Biodiesel or biofuel is a fuel produced from plants. It is renewable (unless there is land enough). However, this doesn't mean it is environmentally friendly, exactly because the there is not enough croplands in the world.

The expansion of biofuel production involve additional land use. Even modest usages of biodiesel would consume almost all cropland in some countries in Europe. Switching to biodiesel on a large scale requires considerable use of arable area. And lthis and area is taken up from forests or from food cropland.
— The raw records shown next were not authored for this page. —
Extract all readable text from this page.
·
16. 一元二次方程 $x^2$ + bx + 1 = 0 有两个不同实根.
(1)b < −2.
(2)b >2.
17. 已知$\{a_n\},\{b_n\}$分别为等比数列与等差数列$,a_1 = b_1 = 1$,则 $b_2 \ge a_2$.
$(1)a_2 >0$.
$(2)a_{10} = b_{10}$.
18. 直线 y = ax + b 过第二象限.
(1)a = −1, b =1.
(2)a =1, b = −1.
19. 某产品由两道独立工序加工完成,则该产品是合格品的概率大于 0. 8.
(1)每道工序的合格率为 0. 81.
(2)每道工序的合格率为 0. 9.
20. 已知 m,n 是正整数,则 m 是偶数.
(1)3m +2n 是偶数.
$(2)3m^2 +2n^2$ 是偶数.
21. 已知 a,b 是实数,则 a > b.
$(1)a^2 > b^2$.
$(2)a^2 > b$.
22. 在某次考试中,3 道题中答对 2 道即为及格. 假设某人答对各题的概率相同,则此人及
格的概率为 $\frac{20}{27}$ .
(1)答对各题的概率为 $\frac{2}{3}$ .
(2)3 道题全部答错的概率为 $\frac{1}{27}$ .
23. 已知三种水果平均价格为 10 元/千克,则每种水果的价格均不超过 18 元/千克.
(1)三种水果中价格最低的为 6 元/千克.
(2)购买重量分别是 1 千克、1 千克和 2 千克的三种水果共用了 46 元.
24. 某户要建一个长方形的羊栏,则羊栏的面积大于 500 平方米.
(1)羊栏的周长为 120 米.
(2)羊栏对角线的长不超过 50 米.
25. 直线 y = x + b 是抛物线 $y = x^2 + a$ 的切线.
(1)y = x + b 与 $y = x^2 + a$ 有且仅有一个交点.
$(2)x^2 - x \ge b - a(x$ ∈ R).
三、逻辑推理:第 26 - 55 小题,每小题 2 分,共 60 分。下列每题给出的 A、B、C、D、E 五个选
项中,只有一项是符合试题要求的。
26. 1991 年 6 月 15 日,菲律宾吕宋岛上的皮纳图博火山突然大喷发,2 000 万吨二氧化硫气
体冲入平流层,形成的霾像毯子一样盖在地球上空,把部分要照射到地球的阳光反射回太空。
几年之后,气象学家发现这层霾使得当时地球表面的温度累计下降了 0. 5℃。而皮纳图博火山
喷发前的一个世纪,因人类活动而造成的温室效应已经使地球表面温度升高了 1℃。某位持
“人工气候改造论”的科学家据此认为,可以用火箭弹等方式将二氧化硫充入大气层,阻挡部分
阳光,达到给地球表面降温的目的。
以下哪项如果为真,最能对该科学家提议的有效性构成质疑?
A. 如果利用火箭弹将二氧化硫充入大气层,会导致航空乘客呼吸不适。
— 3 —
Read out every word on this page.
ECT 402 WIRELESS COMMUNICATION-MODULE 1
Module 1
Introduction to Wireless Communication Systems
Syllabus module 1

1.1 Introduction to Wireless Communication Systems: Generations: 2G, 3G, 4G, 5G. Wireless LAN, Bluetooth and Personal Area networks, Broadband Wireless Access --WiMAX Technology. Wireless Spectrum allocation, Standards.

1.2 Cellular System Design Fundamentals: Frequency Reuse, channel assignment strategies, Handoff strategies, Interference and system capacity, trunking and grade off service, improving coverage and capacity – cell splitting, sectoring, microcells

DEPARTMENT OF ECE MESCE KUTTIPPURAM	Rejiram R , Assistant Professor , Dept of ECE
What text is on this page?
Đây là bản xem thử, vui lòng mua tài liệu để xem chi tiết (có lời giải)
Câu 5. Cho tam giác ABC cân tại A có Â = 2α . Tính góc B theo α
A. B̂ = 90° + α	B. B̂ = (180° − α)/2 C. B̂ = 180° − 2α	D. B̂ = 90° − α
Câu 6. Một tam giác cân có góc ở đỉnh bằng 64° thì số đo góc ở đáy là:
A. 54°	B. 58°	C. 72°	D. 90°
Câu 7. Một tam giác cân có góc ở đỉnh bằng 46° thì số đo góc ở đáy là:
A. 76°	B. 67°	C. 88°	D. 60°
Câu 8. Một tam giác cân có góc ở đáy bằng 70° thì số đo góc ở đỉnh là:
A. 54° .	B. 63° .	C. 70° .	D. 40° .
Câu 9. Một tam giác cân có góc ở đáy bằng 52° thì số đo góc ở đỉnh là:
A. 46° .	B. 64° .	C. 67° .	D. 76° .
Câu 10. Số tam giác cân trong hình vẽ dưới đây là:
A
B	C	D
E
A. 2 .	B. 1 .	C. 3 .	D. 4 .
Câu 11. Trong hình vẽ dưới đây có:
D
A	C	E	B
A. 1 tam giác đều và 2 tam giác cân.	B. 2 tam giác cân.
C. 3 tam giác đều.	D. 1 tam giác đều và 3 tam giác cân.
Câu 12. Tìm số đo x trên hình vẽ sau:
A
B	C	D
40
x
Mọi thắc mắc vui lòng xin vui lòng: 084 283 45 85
When burned, biodiesel emits less carbon than diesel or gasoline, but the damage has already been done. Biofuel became one of the most environmentally damaging commodities on the planet.

To expand monoculture of soy in South America, agribusiness companies destroyed large sections Amazonian forest and Cerrado (tropical savanna abustiva along the Amazon rainforest, vital to many animal species).
The expansion of palm oil production is one of the leading causes of rainforest destruction in south-east Asia. In Indonesia and Papua New Guinea are the Malaysian companies to drain the swamp forests and peat bogs, then burn and then make palm oil plantations, while millions of tons of peat going up in smoke, entering into the atmosphere huge amount of carbon was calculated that, for this reason Indonesia has become the fourth largest emitter of greenhouse gases. Oil palm plantations are now expanding in Africa and South America.

Much rainforest clearance in Indonesia is taking place on peatlands, which yields massive additional carbon emissions as the rich organic peat oxidizes or burns. With the loss of rainforest ecosystems we lose one of the planet's greatest carbon capture and storage systems and best adaptation mechanisms for global warming (up to 300 tons of carbon per hectare).